Do MCP servers keep running when I close the phone app?
It depends on where the server runs. A remote HTTP server lives elsewhere, so the phone app closing is irrelevant; the Claude Code docs note HTTP and SSE servers even reconnect automatically with backoff. A local stdio server is a process on the machine Claude Code runs on — the docs state plainly that "stdio servers are local processes and are not reconnected automatically." If that machine is your phone in Termux, Android can kill the process. If it is a cloud container, closing the app is a detach and the server is still there when you reopen. That difference is the whole reason we run stdio servers server-side.
Can I run MCP servers in Termux on Android?
Yes. Claude Code runs on Termux via npm install -g @anthropic-ai/claude-code plus a shell alias (the npm package no longer ships a clean global bin on Android-arm64), and once it runs, claude mcp add --transport stdio spawns local Node or Python MCP servers like anywhere else. The ARM userland is not a blocker; it is setup. The real wall is Android 12+'s phantom-process killer, which can send signal 9 to a long-running server while the app is backgrounded. Our signal 9 fix guide walks the mitigation. For a server that does not need babysitting, move it off the phone.
Where does Claude Code store my MCP server config?

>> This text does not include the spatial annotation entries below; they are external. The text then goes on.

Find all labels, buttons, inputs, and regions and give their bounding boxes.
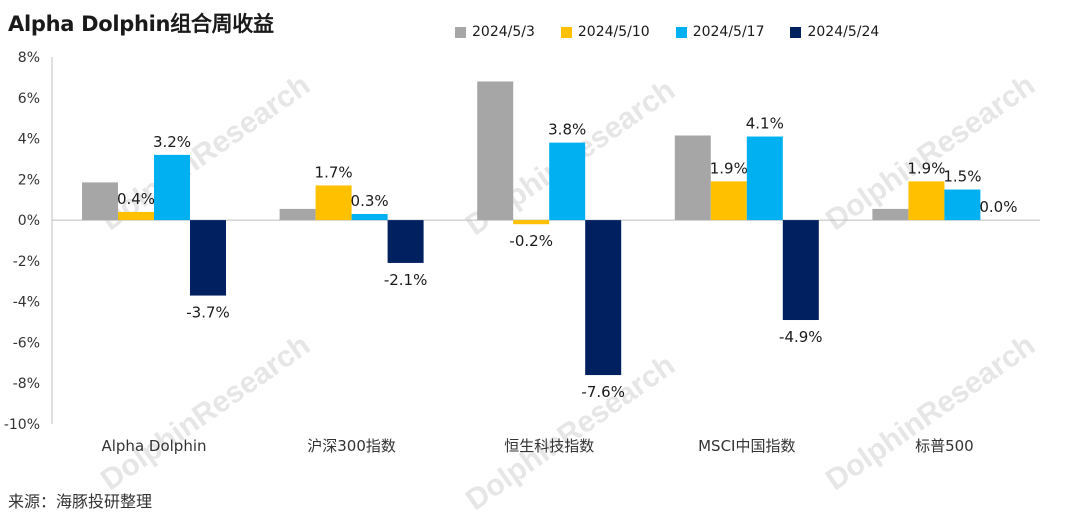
chart-legend: 2024/5/3 2024/5/10 2024/5/17 2024/5/24 [455, 24, 905, 40]
legend-swatch [560, 26, 572, 38]
legend-swatch [675, 26, 687, 38]
legend-swatch [455, 26, 466, 38]
legend-item: 2024/5/10 [560, 24, 650, 40]
bar [944, 189, 981, 221]
legend-label: 2024/5/3 [472, 24, 535, 40]
y-tick-label: 4% [18, 132, 40, 148]
category-label: 恒生科技指数 [504, 437, 594, 455]
chart-title: Alpha Dolphin组合周收益 [8, 12, 274, 36]
data-label: 0.4% [117, 190, 155, 208]
bar [477, 81, 514, 221]
bar [387, 220, 424, 263]
bar [908, 181, 945, 221]
bar [710, 181, 747, 221]
data-label: 1.9% [710, 159, 748, 177]
y-tick-label: 0% [18, 213, 40, 229]
bar [585, 220, 622, 376]
data-label: -2.1% [384, 271, 428, 289]
legend-swatch [790, 26, 802, 38]
bar [549, 142, 586, 221]
legend-label: 2024/5/24 [807, 24, 880, 40]
data-label: 0.3% [351, 192, 389, 210]
y-tick-label: -4% [13, 295, 40, 311]
bar [513, 220, 550, 225]
bar [351, 213, 388, 221]
legend-item: 2024/5/24 [790, 24, 879, 40]
legend-item: 2024/5/3 [455, 24, 535, 40]
legend-item: 2024/5/17 [675, 24, 765, 40]
data-label: -0.2% [509, 232, 553, 250]
data-label: 1.7% [315, 163, 353, 181]
data-label: 1.9% [907, 159, 945, 177]
y-tick-label: 8% [18, 50, 40, 66]
y-tick-label: 6% [18, 91, 40, 107]
source-note: 来源：海豚投研整理 [8, 492, 153, 511]
data-label: 1.5% [943, 168, 981, 186]
legend-label: 2024/5/17 [692, 24, 765, 40]
data-label: 3.8% [548, 121, 586, 139]
bar [315, 185, 352, 221]
data-label: 0.0% [979, 198, 1017, 216]
category-label: 标普500 [915, 437, 974, 455]
bar [118, 211, 154, 221]
bar [190, 220, 226, 296]
data-label: 3.2% [153, 133, 191, 151]
bar [279, 208, 316, 221]
bar [82, 182, 118, 221]
y-tick-label: -8% [13, 376, 40, 392]
y-tick-label: 2% [18, 172, 40, 188]
category-label: 沪深300指数 [307, 437, 396, 455]
y-tick-label: -10% [4, 417, 40, 433]
y-tick-label: -6% [13, 335, 40, 351]
data-label: 4.1% [746, 115, 784, 133]
bar [674, 135, 711, 221]
category-label: Alpha Dolphin [101, 437, 206, 455]
bar [872, 208, 909, 221]
data-label: -3.7% [186, 304, 230, 322]
legend-label: 2024/5/10 [577, 24, 650, 40]
category-label: MSCI中国指数 [698, 437, 795, 455]
bar [782, 220, 819, 321]
data-label: -4.9% [779, 328, 823, 346]
y-tick-label: -2% [13, 254, 40, 270]
bar [154, 154, 190, 221]
data-label: -7.6% [581, 383, 625, 401]
bar [746, 136, 783, 221]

In a config keyed by scope, covered in the MCP reference. The default local scope is private to you in the current project; project scope writes a .mcp.json file you commit and share with the repo; user scope makes a server available across all your projects. Set it with --scope, for example claude mcp add --scope user .... The practical mobile angle: in a persistent cloud workspace your project .mcp.json and the keys you set live with the container, so you are not re-adding servers every time you pick the phone back up.
Do remote HTTP MCP servers need anything installed on my phone?
No. A remote HTTP server, added with claude mcp add --transport http <name> <url>, runs entirely on the provider's side — the docs call HTTP "the most widely supported transport for cloud-based services." Your phone only needs Claude Code and a network connection. The trade-off is that it only covers services that publish a hosted MCP endpoint; for a database on your own box, a file tree, or a custom script, you are back to a stdio server and the where-does-it-run question.
Recap
Remote HTTP MCP server → claude mcp add --transport http <name> <url>, nothing on the phone. Local stdio server, offline on Android → Termux +
Claude Code via npm, then claude mcp add --transport stdio,
plus the signal-9 fix. A
local stdio server that stays connected when the app closes, on either
phone → a cloud Ubuntu container where Claude Code is pre-installed.